Tempted though I am to join the pile-on over the many inaccuracies in the data on the Recovery.gov stimulus reporting site—including claims of jobs created in non-existent congressional districts—I think the White House actually makes a good point here: You can get something out fast, or you can get it out bug-free, but you usually can’t do both. And in fact, concerns about “data quality” at government agencies have often been a great enemy of transparency. It is, after all, embarrassing when your department puts out information that’s poorly formatted or riddled with typos or just plain wrong. But in practice, that means agencies sit on the data until someone gets around to fixing it, which is seldom a high priority. The insight behind open source is that the best debugger is a release: Ten-thousand coders actually using software are going to find and patch problems faster and better than any in-house team. And the same holds here: Get the data out, and dumb mistakes get spotted.

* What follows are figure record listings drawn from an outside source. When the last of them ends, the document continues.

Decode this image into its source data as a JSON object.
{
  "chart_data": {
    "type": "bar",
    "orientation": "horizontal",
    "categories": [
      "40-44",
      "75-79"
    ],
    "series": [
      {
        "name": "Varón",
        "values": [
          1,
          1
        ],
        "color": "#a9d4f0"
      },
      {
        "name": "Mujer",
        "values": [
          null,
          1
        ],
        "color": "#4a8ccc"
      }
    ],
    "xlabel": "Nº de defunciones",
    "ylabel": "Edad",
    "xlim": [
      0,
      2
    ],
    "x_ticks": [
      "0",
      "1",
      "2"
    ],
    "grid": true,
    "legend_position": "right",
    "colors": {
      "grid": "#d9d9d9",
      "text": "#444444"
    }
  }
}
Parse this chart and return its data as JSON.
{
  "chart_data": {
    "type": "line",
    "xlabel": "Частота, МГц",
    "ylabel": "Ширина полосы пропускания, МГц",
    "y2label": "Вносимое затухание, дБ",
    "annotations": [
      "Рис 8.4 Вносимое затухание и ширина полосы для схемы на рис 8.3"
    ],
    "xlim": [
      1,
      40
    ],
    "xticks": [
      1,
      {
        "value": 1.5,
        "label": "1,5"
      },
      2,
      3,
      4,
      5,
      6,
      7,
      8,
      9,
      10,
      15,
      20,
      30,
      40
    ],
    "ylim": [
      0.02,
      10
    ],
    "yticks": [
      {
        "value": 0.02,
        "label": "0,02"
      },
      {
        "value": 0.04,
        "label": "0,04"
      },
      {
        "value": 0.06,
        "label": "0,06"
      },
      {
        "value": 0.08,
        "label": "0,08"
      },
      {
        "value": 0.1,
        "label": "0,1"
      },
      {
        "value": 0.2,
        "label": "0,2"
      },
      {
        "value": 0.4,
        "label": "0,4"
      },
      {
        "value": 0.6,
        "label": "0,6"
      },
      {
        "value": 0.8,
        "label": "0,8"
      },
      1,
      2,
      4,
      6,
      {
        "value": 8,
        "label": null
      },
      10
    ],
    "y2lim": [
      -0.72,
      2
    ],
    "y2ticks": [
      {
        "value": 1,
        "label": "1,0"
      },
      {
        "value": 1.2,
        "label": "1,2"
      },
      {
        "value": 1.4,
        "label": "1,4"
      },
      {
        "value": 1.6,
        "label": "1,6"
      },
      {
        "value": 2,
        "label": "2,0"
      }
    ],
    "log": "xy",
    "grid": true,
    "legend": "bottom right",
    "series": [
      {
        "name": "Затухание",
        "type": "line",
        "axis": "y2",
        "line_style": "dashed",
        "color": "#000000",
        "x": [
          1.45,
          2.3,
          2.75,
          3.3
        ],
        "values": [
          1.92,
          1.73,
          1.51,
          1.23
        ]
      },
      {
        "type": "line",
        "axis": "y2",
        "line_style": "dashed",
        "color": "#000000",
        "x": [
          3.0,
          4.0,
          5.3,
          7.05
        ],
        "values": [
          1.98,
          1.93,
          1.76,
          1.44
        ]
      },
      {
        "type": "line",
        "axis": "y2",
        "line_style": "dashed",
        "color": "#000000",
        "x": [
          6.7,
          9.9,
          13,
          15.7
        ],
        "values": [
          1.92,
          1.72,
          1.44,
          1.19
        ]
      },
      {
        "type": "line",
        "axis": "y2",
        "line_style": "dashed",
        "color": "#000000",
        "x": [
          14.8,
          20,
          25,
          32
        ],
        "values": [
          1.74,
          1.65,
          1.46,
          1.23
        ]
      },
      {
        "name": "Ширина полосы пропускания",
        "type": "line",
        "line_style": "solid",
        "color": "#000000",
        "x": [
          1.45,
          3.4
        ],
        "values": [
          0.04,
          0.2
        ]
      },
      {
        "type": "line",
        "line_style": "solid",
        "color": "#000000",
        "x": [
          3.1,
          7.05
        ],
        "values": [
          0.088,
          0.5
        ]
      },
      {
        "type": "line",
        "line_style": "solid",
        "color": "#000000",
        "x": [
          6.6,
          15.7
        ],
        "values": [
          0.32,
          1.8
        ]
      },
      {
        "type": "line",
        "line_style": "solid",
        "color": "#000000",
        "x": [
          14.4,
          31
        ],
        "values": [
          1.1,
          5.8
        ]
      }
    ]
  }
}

There are, to be sure, ways some of these errors could have been avoided. As David Freddoso points out, it would have been trivial to design the backend to only permit legitimate congressional districts to be entered.  But again, getting the site up quickly means they can count on critics to point out those sorts of possibilities for improvement. That said, Freddoso surely has a point when he argues that there’s no sane reason this kludgy beast of a site should have cost $18 million. Far better would have been to take the open-source logic to its conclusion and simply dump the raw data on a server in XML format, then let outside groups—maybe the Sunlight Foundation or Americans for Tax reform or just some clever lone hacker—figure out how best to mash it up and present it.